The post by Scylla makes an error.
This is an inaccurate restatement of the decision. The Court stated that the Secretary of State must accept ‘late’ vote total returns unless doing so would either prevent a resonable challenge of the certified result in a county, or disenfranchise Florida’s voters in the federal election. In this case, that latter possibility might occur if no certified result existed by December 12, for apparently under federal law (according to all parties in the case) that is the date by which the certification of electors chosen must be made.
Thus, the rest of Scylla’s post, which was based on the incorrect reading of the opinion, is not relevant.
DSYoungEsq, forgive me if I’m being dense (I haven’t had time to run this by Dershowitz), but isn’t the chronology I suggested previously exactly the strict application of the normal process? And, if so, what damage has the court avoided here? Which is to say (of course) that equitable powers ought not to be used except as needed to remedy a particular damage. This is an extremely important distinction, as I understand the separation of the branches of government. It is not enough to say that they haven’t really harmed anyone in doing so if they shouldn’t have, even assuming you could prove that.
And I’m still unclear on the whole SOS business, and your point specifically (damn that Dershowitz–he won’t return my calls). It’s my impression that the SOS has the right to render the certification so long as she does not violate the law. For example, if she deemed that the need to avoid fraud outweighed the potential for disenfranchised voters–and, of course, anyone’s free to disagree with this–it’s her established right and duty to certify. That her decision might be knuckleheaded in some people’s opinion is not reason enough for the courts to interfere, not when there is an available and established means for presenting complaints over this certficiation.
And that’s the court’s role, right?–to entertain any complaints made regarding the certification. If you’re saying they found Harris so distasteful relative to their sensibilities that they were forced to step in and do her job–well, that’s very troubling if it’s not supported by a specific point in law that has no other available remedy (NOT the case here, it seems to me).
I am now rolling my eyes. Someone can’t read, apparently.
The Supreme Court of Florida explicitly held that the Secretary of State’s discretion in allowing or rejecting ‘late’ vote totals from county canvassing boards was limited to two situations. Nowhere in there did they say that her discretion had anything to do with prevention of fraud. Do you now understand this very simple point?
As for preventing the need to return to the court endlessly to try and deal with new problems, while the court could have done that, it is not required to, either under law, or under good common sense.
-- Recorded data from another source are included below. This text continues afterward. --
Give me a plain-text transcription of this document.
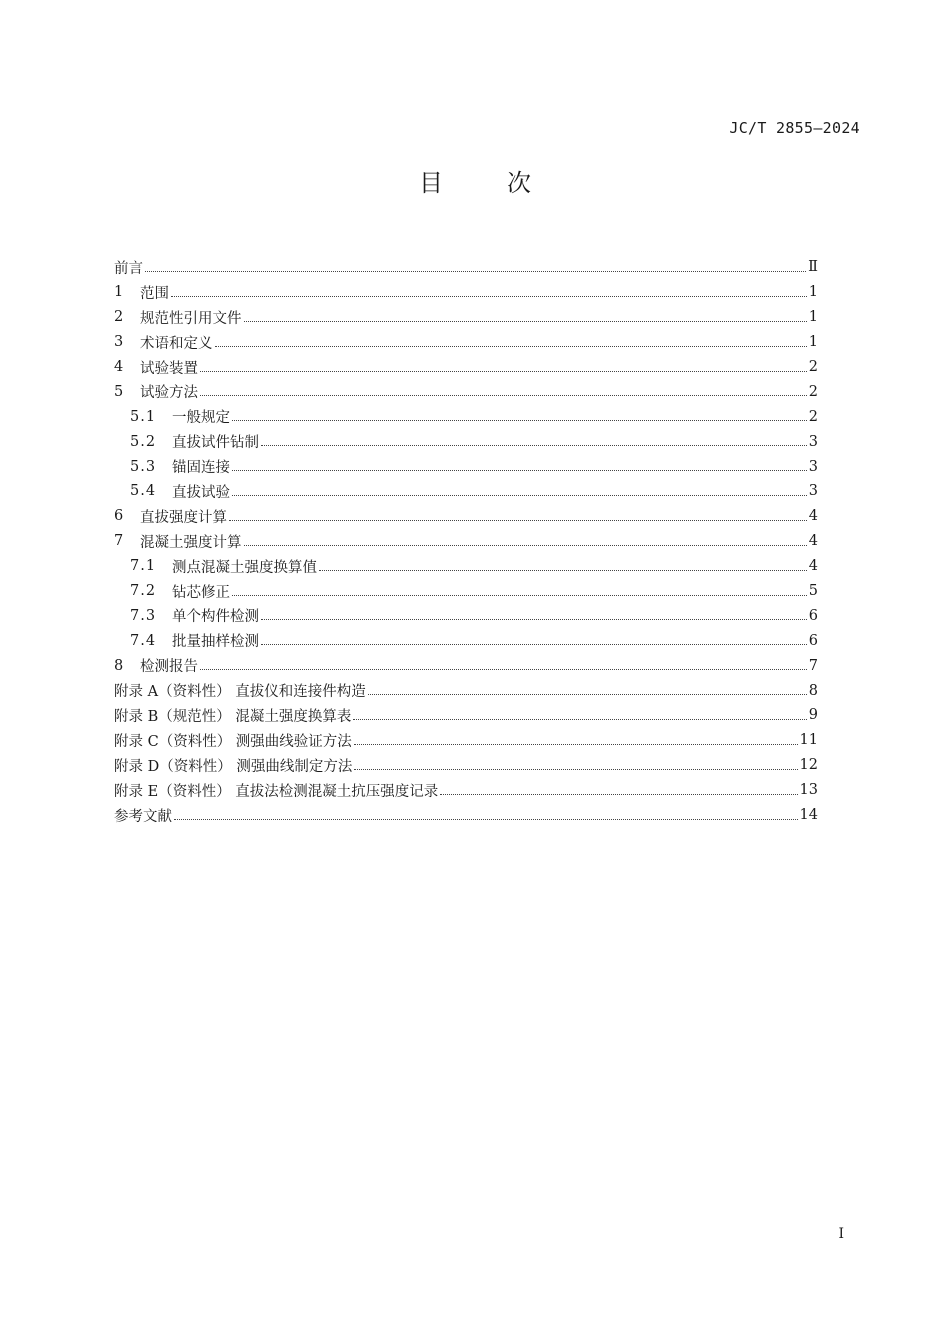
JC/T 2855—2024
目次
前言	Ⅱ
1	范围	1
2	规范性引用文件	1
3	术语和定义	1
4	试验装置	2
5	试验方法	2
5.1	一般规定	2
5.2	直拔试件钻制	3
5.3	锚固连接	3
5.4	直拔试验	3
6	直拔强度计算	4
7	混凝土强度计算	4
7.1	测点混凝土强度换算值	4
7.2	钻芯修正	5
7.3	单个构件检测	6
7.4	批量抽样检测	6
8	检测报告	7
附录 A（资料性） 直拔仪和连接件构造	8
附录 B（规范性） 混凝土强度换算表	9
附录 C（资料性） 测强曲线验证方法	11
附录 D（资料性） 测强曲线制定方法	12
附录 E（资料性） 直拔法检测混凝土抗压强度记录	13
参考文献	14
Ⅰ
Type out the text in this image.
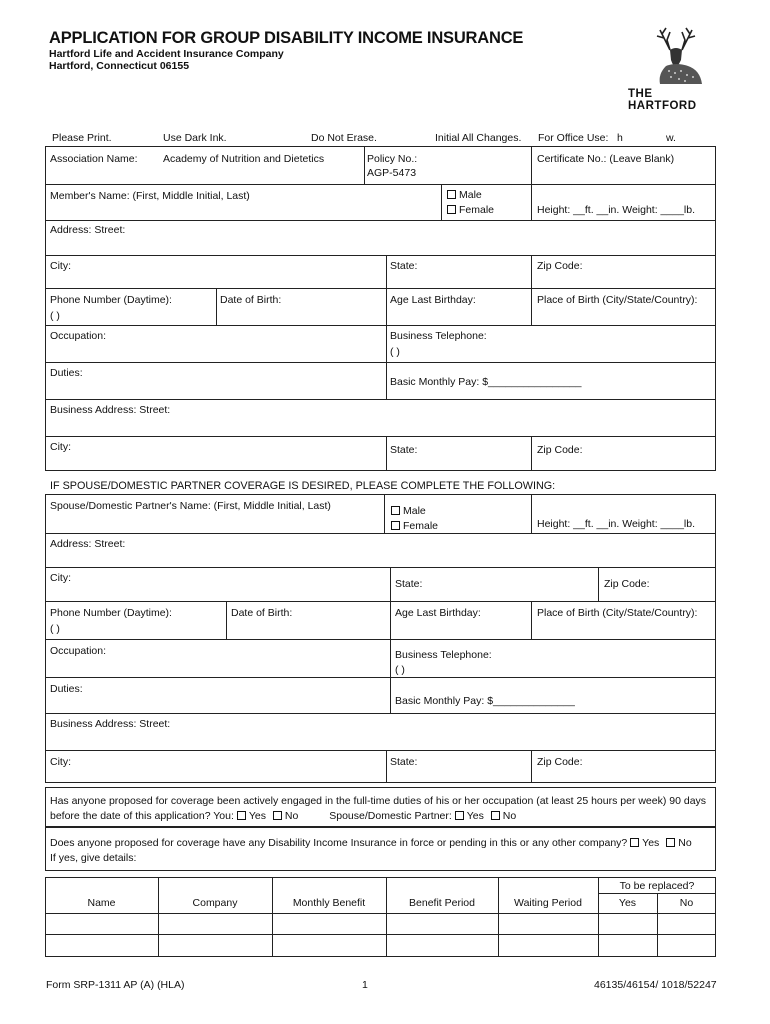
APPLICATION FOR GROUP DISABILITY INCOME INSURANCE
Hartford Life and Accident Insurance Company
Hartford, Connecticut 06155
THE
HARTFORD
Please Print.	Use Dark Ink.	Do Not Erase.	Initial All Changes. For Office Use: h	w.
Association Name: Academy of Nutrition and Dietetics	Policy No.:
AGP-5473
Certificate No.: (Leave Blank)
Member's Name: (First, Middle Initial, Last)	Male
Female	Height: __ft. __in. Weight: ____lb.
Address: Street:
City:	State:	Zip Code:
Phone Number (Daytime):
( )
Date of Birth:	Age Last Birthday:	Place of Birth (City/State/Country):
Occupation:	Business Telephone:
( )
Duties:
Basic Monthly Pay: $________________
Business Address: Street:
City:	State:	Zip Code:
IF SPOUSE/DOMESTIC PARTNER COVERAGE IS DESIRED, PLEASE COMPLETE THE FOLLOWING:
Spouse/Domestic Partner's Name: (First, Middle Initial, Last)	Male
Female	Height: __ft. __in. Weight: ____lb.
Address: Street:
City:	State:	Zip Code:
Phone Number (Daytime):
( )
Date of Birth:	Age Last Birthday:	Place of Birth (City/State/Country):
Occupation:	Business Telephone:
( )
Duties:
Basic Monthly Pay: $______________
Business Address: Street:
City:	State:	Zip Code:
Has anyone proposed for coverage been actively engaged in the full-time duties of his or her occupation (at least 25 hours per week) 90 days
before the date of this application? You: Yes No	Spouse/Domestic Partner: Yes No
Does anyone proposed for coverage have any Disability Income Insurance in force or pending in this or any other company? Yes No
If yes, give details:
Name	Company	Monthly Benefit	Benefit Period	Waiting Period
To be replaced?
Yes	No
Form SRP-1311 AP (A) (HLA)	1	46135/46154/ 1018/52247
Attorneys often ask the court in situations like this to fashion remedies that prevent the need for endless appeals. Not always granted, but sometimes granted.
I’m not saying that the Florida Supreme Court did the right thing; I am saying they did a legal thing.
Well keep rolling your eyes. I don’t understand, and until you actually address what I’m talking about, it’s unlikely I will. Unless your goal of course is merely to be smugly superior, you’re wasting both our times.
The Bush camp has been arguing that “selective and subjective” handcounting does in fact disenfranchise the rest of the Florida vote, due to the questionable criteria under which it is being performed.
My question is not whether this is true or not, but rather if the supreme court has taken away the SOS’s ability to act on this, if it is.
The Supreme court decision paints broad strokes as to interpreting the meaning of legislative intent, rather than its letter.
Disenfranchisement can occur more than one way. If it can be argued that “mishcief” is causing an innacurate Florida handcount, then in fact the will of the people of the entire state is being disenfranchised, by the SOS’s inability to apply discretion as such mischief could affect the outcome of the election. Is the Supreme court overreaching and writing law not interpreting it by denying the SOS the ability to do her job properly?